Actor Edward Norton is UN goodwill ambassador for biodiversity. Photograph: Sarah Lee for the Guardian
Excellent article by Edward Norton in yesterday’s http://www.guardian.co.uk. This is the U.N. International Year of Biodiversity and Norton writes that “For the first time at the UN, heads of state and government and officials from its 192-member states will hold a meeting exclusively devoted to the biodiversity crisis.” Norton says that at a gathering on September 22, “world leaders will call for the introduction of sustainable practices in land and resource use, an increase in protected areas around the world, and for plans to reconcile development with conservation.”

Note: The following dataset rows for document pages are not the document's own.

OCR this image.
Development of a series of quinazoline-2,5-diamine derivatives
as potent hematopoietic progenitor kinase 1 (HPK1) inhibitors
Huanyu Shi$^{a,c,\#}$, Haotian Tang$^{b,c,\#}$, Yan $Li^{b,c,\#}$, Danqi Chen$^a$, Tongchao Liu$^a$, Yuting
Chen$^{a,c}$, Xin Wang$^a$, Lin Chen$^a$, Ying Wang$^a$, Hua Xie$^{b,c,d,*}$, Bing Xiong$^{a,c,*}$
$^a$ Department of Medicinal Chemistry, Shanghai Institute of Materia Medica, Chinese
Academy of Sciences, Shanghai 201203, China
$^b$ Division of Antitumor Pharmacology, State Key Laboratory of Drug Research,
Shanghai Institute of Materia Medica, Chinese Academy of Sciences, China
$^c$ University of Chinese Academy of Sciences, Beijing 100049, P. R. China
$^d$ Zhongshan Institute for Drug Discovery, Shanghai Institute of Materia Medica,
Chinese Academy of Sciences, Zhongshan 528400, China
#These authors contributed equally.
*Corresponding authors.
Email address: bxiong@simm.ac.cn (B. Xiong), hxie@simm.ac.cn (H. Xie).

This thrills me after nearly 20 years of working with partners to get the Great Lakes islands’ biodiversity information in place such that it can be considered and protected in perpetuity. As the world’s largest collection of freshwater islands, Great Lakes islands are globally rare and their biological diversity is of global importance. See the excellent recent article by Tom Meersman of the Minneapolis Star Tribune that captures the work and partnerships and importance of these islands.
This pending set of commitments also ties in to findings from my dissertation research. I conducted confidential interviews with very successful real estate developers and several land-use planners, and deeply studied the practice of development in the United States. I wanted to walk in the shoes of developers with an eye toward finding commonalities as a basis to work together to conserve biological diversity.
My research showed that nature is pretty much invisible not only to developers, but to our entire culture and way of life. We post signs that read “vacant land” and local planning discussions don’t consider the variety of plants, animals, and birds who already make that land their home. Among other things, I concluded that financial incentives and regulations need to change because developers are businessmen (and I do mean “businessmen” for I found women rarely are developers and I didn’t find any in Michigan). Developers must make money, of course, as must we all.
I was surprised to learn that developers find their work so engaging, creative, and challenging. I was pleased to hear them talk about following federal regulations that protect endangered species and wetlands. One developer–who spent nearly four hours with me–consults the Michigan Natural Features inventory before he will purchase land, and will go ahead with a project if he believes he can protect the habitat of an endangered species. This developer even got into this line of work because he loves to be outdoors.
I remain hopeful yet more fully aware of the vast work ahead if we are to protect the variety of life on Earth. Let’s all urge our political leaders to get the U.S. to sign on to the Convention of Biological Diversity and then implement it. The Convention opened for signatures on 5 June 1992, and 18 years is long enough for the U.S. to sidestep our international and moral responsibility to conserve the world’s biological diversity.